U School: planting seeds for a university education
Communities, here in Alberta and the world over, are looking ahead to a future that is different from today. Experts predict that by 2020, 70 per cent of jobs will require post-secondary education qualifications. Yet, many of Alberta’s young people are choosing not to attend university or college; this trend is most pronounced in the underserved populations of Aboriginal, low-income and immigrant communities.
The University of Alberta Senate is taking action. In collaboration with Edmonton’s Inquiring Minds program, Chancellor Linda Hughes and her team have opened the doors of U School—a week-long educational adventure on campus for Grades 4 to 9, exposing classes of kids to the excitement of learning and discovery at the university.

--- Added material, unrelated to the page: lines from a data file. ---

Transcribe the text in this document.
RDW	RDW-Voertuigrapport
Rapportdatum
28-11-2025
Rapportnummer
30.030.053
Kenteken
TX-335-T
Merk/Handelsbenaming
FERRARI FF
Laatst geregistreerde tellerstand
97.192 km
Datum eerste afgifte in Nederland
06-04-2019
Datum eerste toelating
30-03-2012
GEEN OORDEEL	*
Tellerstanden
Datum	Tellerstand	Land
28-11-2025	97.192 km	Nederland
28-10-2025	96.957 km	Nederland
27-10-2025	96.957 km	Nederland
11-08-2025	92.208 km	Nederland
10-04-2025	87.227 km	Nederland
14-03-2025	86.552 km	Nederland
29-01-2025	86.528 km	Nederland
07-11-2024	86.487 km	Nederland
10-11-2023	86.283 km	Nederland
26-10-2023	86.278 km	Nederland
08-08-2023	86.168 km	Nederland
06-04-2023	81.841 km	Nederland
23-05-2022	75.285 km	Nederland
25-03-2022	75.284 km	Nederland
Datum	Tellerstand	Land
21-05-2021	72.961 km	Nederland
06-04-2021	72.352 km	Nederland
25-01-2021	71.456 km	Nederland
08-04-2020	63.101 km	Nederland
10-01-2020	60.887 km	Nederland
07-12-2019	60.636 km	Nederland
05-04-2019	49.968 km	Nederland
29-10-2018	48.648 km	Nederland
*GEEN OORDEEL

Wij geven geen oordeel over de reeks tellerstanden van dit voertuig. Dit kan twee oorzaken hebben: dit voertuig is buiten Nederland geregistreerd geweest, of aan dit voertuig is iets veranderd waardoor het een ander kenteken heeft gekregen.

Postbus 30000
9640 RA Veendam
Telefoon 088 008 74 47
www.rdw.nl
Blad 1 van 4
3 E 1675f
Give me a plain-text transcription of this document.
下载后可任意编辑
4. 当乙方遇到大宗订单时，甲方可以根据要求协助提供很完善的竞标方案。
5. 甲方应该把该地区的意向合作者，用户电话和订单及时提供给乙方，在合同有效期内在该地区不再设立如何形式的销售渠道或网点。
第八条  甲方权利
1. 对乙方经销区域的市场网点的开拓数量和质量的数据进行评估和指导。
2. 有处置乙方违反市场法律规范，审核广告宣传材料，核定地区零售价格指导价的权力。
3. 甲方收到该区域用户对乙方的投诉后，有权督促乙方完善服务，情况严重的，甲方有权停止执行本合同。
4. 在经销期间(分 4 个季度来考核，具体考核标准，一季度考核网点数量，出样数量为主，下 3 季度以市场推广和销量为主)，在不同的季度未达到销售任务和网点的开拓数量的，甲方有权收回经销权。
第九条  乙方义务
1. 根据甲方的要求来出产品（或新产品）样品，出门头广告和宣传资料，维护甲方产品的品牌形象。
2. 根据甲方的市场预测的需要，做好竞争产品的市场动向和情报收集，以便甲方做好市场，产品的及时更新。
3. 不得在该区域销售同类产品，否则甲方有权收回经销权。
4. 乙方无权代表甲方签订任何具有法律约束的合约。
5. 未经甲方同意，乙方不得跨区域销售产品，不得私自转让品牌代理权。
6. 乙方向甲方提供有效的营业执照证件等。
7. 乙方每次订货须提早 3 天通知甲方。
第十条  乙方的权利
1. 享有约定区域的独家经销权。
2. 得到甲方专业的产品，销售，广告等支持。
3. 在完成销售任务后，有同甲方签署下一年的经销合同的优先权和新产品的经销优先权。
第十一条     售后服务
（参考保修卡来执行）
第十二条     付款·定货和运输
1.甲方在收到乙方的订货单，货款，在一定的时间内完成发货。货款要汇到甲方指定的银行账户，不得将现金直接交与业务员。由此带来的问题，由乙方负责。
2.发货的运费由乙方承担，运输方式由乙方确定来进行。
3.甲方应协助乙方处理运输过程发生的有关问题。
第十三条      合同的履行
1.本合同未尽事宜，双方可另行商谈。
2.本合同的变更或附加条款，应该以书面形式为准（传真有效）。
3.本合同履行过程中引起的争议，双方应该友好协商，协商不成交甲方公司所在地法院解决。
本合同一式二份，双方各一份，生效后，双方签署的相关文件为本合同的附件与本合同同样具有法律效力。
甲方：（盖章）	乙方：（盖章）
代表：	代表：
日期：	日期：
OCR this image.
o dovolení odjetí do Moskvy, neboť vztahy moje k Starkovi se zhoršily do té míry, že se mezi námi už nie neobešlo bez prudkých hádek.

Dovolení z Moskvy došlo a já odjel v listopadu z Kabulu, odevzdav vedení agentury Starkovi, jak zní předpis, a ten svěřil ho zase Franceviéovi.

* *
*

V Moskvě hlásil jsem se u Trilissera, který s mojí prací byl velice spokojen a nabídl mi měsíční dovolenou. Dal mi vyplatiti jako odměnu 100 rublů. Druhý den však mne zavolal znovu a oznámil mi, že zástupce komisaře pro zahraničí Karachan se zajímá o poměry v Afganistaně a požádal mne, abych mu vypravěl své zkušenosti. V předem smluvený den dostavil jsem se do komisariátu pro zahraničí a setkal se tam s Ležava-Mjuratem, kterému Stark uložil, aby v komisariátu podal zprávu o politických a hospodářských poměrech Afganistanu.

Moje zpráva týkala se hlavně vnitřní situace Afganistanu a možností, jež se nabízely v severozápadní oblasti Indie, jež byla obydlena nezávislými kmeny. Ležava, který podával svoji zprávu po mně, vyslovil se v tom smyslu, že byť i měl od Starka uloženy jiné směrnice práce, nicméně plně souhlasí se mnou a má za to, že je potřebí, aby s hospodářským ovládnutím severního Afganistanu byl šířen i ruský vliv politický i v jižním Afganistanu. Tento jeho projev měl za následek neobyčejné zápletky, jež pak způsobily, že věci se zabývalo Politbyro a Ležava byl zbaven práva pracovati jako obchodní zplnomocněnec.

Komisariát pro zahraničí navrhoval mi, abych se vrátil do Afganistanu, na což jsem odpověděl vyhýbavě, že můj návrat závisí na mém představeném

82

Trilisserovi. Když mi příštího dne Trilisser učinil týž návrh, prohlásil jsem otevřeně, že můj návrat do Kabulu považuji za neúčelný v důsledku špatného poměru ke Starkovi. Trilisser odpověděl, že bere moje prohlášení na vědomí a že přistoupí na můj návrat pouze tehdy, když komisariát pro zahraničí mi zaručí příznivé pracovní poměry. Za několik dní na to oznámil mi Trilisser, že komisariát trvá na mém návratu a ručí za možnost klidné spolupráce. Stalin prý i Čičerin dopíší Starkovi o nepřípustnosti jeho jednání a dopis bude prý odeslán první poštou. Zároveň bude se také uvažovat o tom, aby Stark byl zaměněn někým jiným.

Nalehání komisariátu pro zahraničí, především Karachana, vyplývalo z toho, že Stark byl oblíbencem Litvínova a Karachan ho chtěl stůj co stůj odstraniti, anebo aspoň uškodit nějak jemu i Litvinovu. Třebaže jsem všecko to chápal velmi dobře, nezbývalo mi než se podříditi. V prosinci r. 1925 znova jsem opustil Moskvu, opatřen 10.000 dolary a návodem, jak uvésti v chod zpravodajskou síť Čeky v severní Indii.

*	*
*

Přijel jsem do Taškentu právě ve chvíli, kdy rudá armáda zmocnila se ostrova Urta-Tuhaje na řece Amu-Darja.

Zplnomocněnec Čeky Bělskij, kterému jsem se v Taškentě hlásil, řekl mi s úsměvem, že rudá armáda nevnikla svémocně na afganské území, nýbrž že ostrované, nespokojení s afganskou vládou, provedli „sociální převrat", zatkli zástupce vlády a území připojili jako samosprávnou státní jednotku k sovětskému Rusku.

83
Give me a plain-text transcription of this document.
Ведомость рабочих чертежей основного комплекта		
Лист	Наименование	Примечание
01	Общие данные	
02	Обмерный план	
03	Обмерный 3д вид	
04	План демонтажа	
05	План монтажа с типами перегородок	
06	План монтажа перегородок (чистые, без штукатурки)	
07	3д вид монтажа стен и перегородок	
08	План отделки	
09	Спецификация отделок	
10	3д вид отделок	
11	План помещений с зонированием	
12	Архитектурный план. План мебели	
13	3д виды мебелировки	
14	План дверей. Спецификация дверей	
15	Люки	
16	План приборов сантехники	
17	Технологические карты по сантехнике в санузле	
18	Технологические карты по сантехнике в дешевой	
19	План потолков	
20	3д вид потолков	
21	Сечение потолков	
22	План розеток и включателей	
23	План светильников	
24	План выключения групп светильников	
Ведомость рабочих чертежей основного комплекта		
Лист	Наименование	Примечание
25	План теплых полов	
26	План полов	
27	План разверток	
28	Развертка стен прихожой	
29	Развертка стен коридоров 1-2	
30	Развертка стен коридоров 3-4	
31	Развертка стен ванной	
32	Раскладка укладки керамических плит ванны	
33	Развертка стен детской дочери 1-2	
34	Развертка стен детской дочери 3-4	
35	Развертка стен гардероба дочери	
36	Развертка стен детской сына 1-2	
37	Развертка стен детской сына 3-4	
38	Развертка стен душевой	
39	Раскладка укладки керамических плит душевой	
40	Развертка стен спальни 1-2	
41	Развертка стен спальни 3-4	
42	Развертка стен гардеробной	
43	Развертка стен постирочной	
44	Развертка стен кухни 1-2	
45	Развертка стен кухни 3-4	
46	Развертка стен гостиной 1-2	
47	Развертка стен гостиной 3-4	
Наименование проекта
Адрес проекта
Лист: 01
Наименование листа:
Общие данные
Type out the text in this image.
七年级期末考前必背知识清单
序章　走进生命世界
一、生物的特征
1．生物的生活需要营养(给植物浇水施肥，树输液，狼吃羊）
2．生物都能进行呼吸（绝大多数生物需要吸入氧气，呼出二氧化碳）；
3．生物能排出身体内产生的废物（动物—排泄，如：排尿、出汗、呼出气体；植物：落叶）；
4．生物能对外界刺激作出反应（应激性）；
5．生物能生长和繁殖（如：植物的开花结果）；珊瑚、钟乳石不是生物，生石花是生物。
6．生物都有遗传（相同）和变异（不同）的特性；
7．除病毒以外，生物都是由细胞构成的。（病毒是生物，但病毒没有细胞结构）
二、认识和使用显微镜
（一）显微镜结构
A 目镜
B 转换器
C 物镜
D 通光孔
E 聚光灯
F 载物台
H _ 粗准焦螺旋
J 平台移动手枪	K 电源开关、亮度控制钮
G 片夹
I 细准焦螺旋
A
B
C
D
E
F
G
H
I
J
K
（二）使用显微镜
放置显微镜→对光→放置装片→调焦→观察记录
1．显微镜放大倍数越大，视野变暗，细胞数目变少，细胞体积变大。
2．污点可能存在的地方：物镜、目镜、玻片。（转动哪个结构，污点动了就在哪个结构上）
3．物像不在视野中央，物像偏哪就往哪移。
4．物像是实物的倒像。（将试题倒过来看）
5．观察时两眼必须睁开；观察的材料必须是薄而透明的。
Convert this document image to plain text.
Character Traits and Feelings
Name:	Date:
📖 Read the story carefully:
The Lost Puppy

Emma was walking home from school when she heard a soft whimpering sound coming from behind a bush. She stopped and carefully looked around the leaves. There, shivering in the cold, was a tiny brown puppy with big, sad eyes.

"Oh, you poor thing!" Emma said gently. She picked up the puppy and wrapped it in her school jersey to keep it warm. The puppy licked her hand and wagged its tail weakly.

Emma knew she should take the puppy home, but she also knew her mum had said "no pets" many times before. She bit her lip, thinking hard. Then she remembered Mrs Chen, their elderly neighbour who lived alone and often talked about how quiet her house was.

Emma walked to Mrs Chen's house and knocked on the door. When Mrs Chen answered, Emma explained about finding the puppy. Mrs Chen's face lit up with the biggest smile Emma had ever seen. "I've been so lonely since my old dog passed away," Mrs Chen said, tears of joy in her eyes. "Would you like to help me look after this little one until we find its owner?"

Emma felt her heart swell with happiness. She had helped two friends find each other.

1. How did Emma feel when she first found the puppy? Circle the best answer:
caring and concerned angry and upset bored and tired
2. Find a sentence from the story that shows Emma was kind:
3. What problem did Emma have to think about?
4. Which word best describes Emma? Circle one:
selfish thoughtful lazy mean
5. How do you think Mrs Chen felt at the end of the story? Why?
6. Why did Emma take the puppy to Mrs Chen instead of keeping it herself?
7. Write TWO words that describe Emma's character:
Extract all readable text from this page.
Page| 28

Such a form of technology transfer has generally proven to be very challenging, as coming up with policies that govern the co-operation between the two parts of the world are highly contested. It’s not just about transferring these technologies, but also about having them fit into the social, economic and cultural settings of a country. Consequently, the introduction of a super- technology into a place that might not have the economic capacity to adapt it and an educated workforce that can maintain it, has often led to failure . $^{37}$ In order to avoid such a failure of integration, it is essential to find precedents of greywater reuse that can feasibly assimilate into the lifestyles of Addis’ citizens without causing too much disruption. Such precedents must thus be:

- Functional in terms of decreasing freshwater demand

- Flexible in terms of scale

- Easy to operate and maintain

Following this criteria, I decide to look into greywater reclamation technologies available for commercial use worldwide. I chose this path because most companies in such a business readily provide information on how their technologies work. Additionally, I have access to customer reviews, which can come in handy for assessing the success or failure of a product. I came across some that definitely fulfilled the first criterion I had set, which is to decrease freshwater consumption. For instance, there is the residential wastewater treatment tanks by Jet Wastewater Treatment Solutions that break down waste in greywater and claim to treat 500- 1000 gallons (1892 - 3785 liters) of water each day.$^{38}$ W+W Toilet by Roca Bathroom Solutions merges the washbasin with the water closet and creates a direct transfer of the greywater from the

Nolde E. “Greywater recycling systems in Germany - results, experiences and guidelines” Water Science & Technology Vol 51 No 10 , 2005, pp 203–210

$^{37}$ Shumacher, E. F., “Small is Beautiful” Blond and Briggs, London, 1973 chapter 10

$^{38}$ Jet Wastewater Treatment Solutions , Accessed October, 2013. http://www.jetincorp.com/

What do kids study at U School? They might plunge into the depths of ancient Greek philosophy or contemplate the origins of 10,000–year-old human bones. After a quick game of Hoops and Arrows, they might learn more about Alberta’s Aboriginal history. Making a batch of plastic might follow a fascinating look behind the scenes of the Timms Centre for the Arts. The exact dimensions of the experience are shaped to fit into the curricular needs of participants, but the emphasis always falls on breadth and variety.
“One of the best things U School did for some of our students was open their eyes to a new possibility,” Grade 5 teacher Karen Irwin says. “They had no idea that you could study so many things at the university and started to look at the university as an exciting place they would like to be. Our students didn’t want the week to end.”